Essa não foi a primeira vez que as empresas na Indonésia são acusadas de ocultar suas conexões empresariais. Em 2017, a Associated Press denunciou ligações entre a Asia Pulp & Paper e outras 27 companhias de plantio que tinham afirmado serem independentes. 

Para chegar a essa conclusão a AP analisou mais de mil páginas de registros corporativos que comprovaram as ligações. De acordo com a publicação, as empresas que queriam ser desvinculadas da APP estavam tentando fazer uma "greenwash" (lavagem verde, em tradução literal) para o mercado global. 

“Como a Paper Excellence agora está emergindo como uma grande empresa de celulose no Canadá, Estados Unidos e Brasil, é cada vez mais importante que as partes interessadas perguntem: 'Quem possui, controla e se beneficia da Paper Excellence?'”, argumenta Joshua.

Mais denúncias

Outra investigação recente da Sociedade Civil da Indonésia descobriu que as plantações de madeira para celulose da APP têm conflitos de terra com mais de 100 comunidades.

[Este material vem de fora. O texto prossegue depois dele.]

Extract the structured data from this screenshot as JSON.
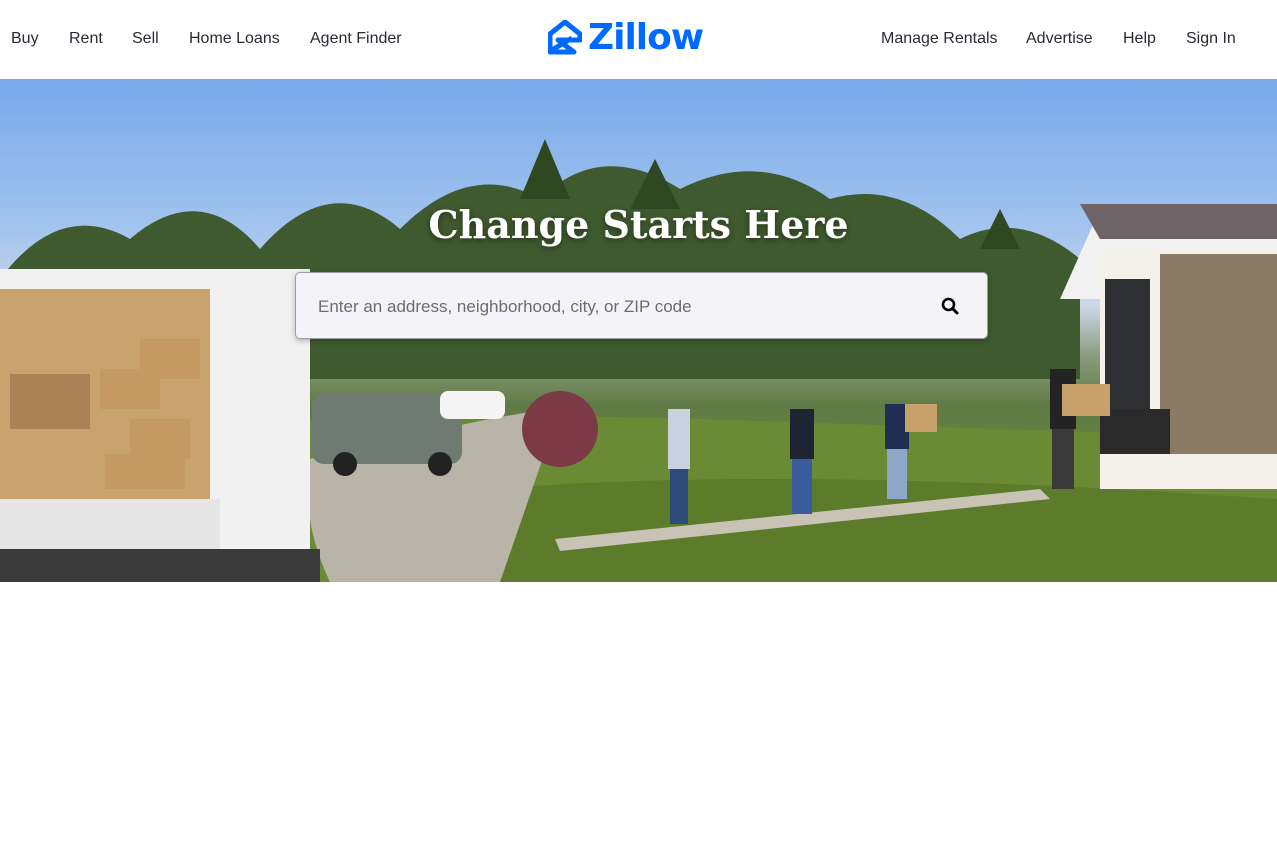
{
  "nav": {
    "left": [
      {
        "label": "Buy"
      },
      {
        "label": "Rent"
      },
      {
        "label": "Sell"
      },
      {
        "label": "Home Loans"
      },
      {
        "label": "Agent Finder"
      }
    ],
    "right": [
      {
        "label": "Manage Rentals"
      },
      {
        "label": "Advertise"
      },
      {
        "label": "Help"
      },
      {
        "label": "Sign In"
      }
    ]
  },
  "logo": {
    "text": "Zillow",
    "icon": "zillow-house-icon",
    "color": "#006aff"
  },
  "hero": {
    "title": "Change Starts Here",
    "search": {
      "placeholder": "Enter an address, neighborhood, city, or ZIP code",
      "value": "",
      "icon": "search-icon"
    }
  }
}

A denúncia mostra que em 2001, a Asia Pulp & Paper teve a maior inadimplência de dívida corporativa de todos os tempos em mercados emergentes, e o processo subsequente de reestruturação da dívida envolveu uma série de práticas duvidosas apontadas pelos credores.

"Apesar de uma estrutura corporativa multifacetada com holdings em várias jurisdições, temos fortes evidências de que a Paper Excellence é controlada pelo Sinar Mas Group. Este grupo, junto com a Asia Pulp & Paper, desmatou mais de dois milhões de hectares de floresta tropical na Indonésia, incluindo o habitat de orangotangos, tigres de Sumatra e elefantes de Sumatra e causou conflitos com mais de cem comunidades locais", comenta Sergio Baffoni, porta-voz global da Environmental Paper (outra Organização que fez parte do relatório, em entrevista ao Diário de S. Paulo.

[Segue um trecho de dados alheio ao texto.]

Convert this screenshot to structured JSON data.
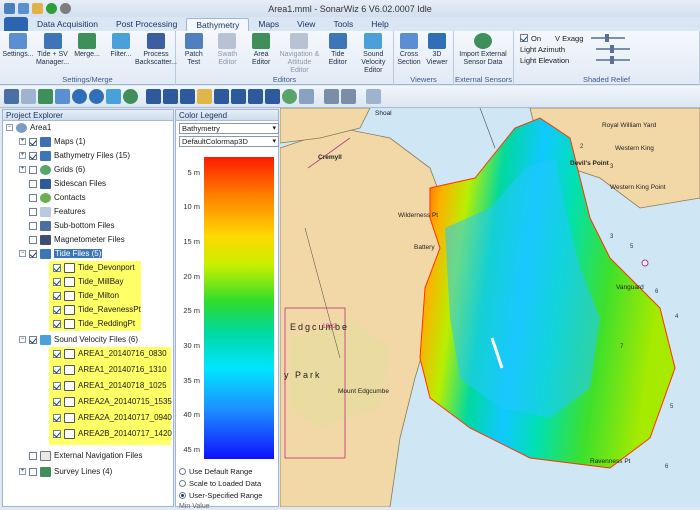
{
  "window": {
    "title": "Area1.mml - SonarWiz 6 V6.02.0007 Idle"
  },
  "tabs": [
    "Data Acquisition",
    "Post Processing",
    "Bathymetry",
    "Maps",
    "View",
    "Tools",
    "Help"
  ],
  "ribbon": {
    "groups": [
      {
        "label": "Settings/Merge",
        "buttons": [
          "Settings...",
          "Tide + SV Manager...",
          "Merge...",
          "Filter...",
          "Process Backscatter..."
        ]
      },
      {
        "label": "Editors",
        "buttons": [
          "Patch Test",
          "Swath Editor",
          "Area Editor",
          "Navigation & Attitude Editor",
          "Tide Editor",
          "Sound Velocity Editor"
        ]
      },
      {
        "label": "Viewers",
        "buttons": [
          "Cross Section",
          "3D Viewer"
        ]
      },
      {
        "label": "External Sensors",
        "buttons": [
          "Import External Sensor Data"
        ]
      },
      {
        "label": "Shaded Relief",
        "items": [
          "On",
          "V Exagg",
          "Light Azimuth",
          "Light Elevation"
        ]
      }
    ]
  },
  "project_explorer": {
    "title": "Project Explorer",
    "root": "Area1",
    "items": [
      {
        "label": "Maps (1)"
      },
      {
        "label": "Bathymetry Files (15)"
      },
      {
        "label": "Grids (6)"
      },
      {
        "label": "Sidescan Files"
      },
      {
        "label": "Contacts"
      },
      {
        "label": "Features"
      },
      {
        "label": "Sub-bottom Files"
      },
      {
        "label": "Magnetometer Files"
      },
      {
        "label": "Tide Files (5)"
      },
      {
        "label": "Tide_Devonport"
      },
      {
        "label": "Tide_MillBay"
      },
      {
        "label": "Tide_Milton"
      },
      {
        "label": "Tide_RavenessPt"
      },
      {
        "label": "Tide_ReddingPt"
      },
      {
        "label": "Sound Velocity Files (6)"
      },
      {
        "label": "AREA1_20140716_0830"
      },
      {
        "label": "AREA1_20140716_1310"
      },
      {
        "label": "AREA1_20140718_1025"
      },
      {
        "label": "AREA2A_20140715_1535"
      },
      {
        "label": "AREA2A_20140717_0940"
      },
      {
        "label": "AREA2B_20140717_1420"
      },
      {
        "label": "External Navigation Files"
      },
      {
        "label": "Survey Lines (4)"
      }
    ]
  },
  "color_legend": {
    "title": "Color Legend",
    "layer": "Bathymetry",
    "colormap": "DefaultColormap3D",
    "ticks": [
      "5 m",
      "10 m",
      "15 m",
      "20 m",
      "25 m",
      "30 m",
      "35 m",
      "40 m",
      "45 m"
    ],
    "options": [
      "Use Default Range",
      "Scale to Loaded Data",
      "User-Specified Range"
    ],
    "selected_option": "User-Specified Range",
    "min_label": "Min Value"
  },
  "map_labels": [
    "Shoal",
    "Cremyll",
    "Royal William Yard",
    "Western King",
    "Devil's Point",
    "Western King Point",
    "Wilderness Pt",
    "Battery",
    "Vanguard",
    "Edgcumbe",
    "y Park",
    "Mount Edgcumbe",
    "Ravenness Pt",
    "1902"
  ],
  "colors": {
    "accent": "#2b65b1",
    "highlight": "#ffff66",
    "land": "#f2d8a7",
    "water": "#cfe6f5"
  }
}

Sergio explica que as plantações de madeira para celulose dos fornecedores dessa empresa, desenvolvidas com turfa seca, causam uma média de 86 milhões de toneladas de emissões de CO2 e por ano, mais do que as emissões totais anuais de Cingapura. "Eles também são uma das principais causas e multiplicadores de grandes incêndios florestais recorrentes, afetando a atmosfera e a saúde pública em toda a região, inclusive nos países vizinhos".

O documento também aponta para registros de lobbies canadenses, contratos de empréstimo, demonstrações financeiras e comunicados corporativos para a imprensa de meados dos anos 2000 até 2021 da Paper Excellence e APP, que são provas de que as duas empresas são filiadas e até compartilham diretores.

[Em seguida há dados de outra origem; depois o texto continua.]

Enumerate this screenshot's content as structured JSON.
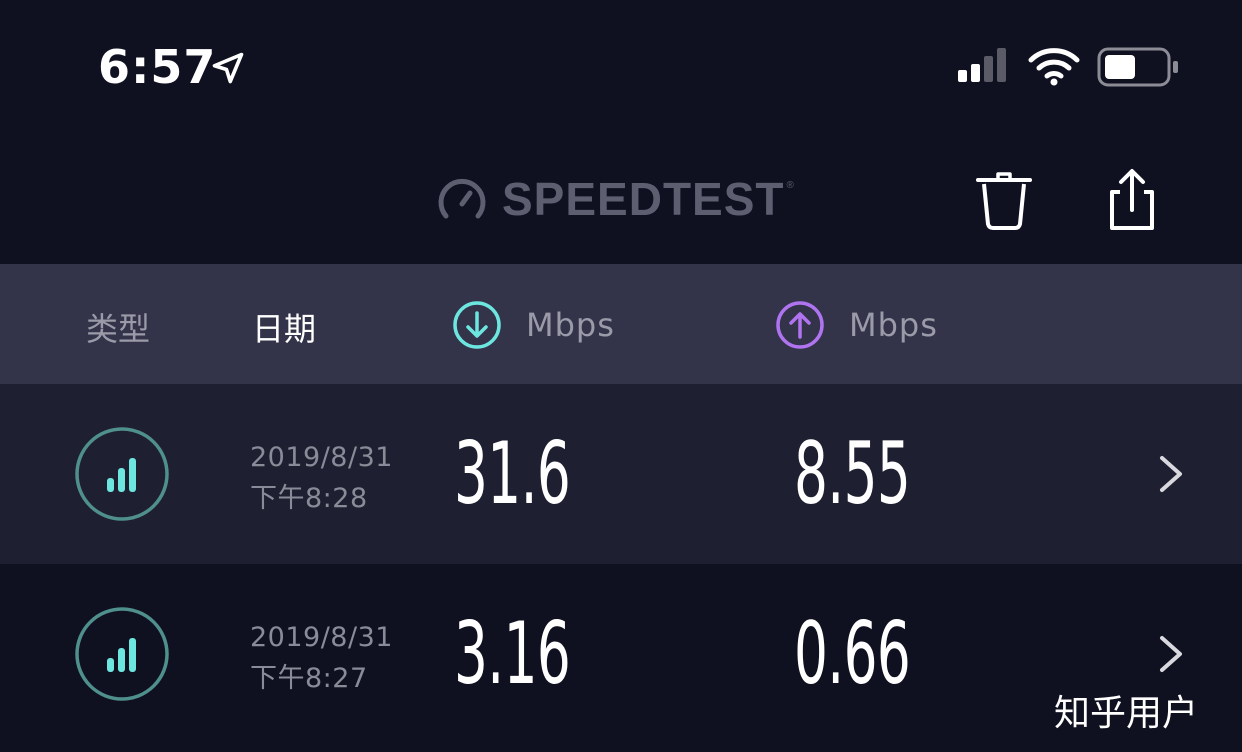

O porta-voz do Greenpeace, Shane Moffatt, também disse que a Organização pediu ao governo canadense que interrompesse o acordo comercial Canadá-Indonésia que está em processo de negociação. "Pedimos uma revisão independente completa de todo o negócio para garantir que ele não avance ainda mais os interesses e o poder de corporações como a Paper Excellence".

O canadense afirma que por fim, estão pedindo ao governo do Canadá que aprove leis mais rígidas para proteger as florestas e a natureza em todo o país, "dado o enorme impacto que megacorporações e gigantes madeireiras com práticas como a Paper Excellence têm sobre a biodiversidade".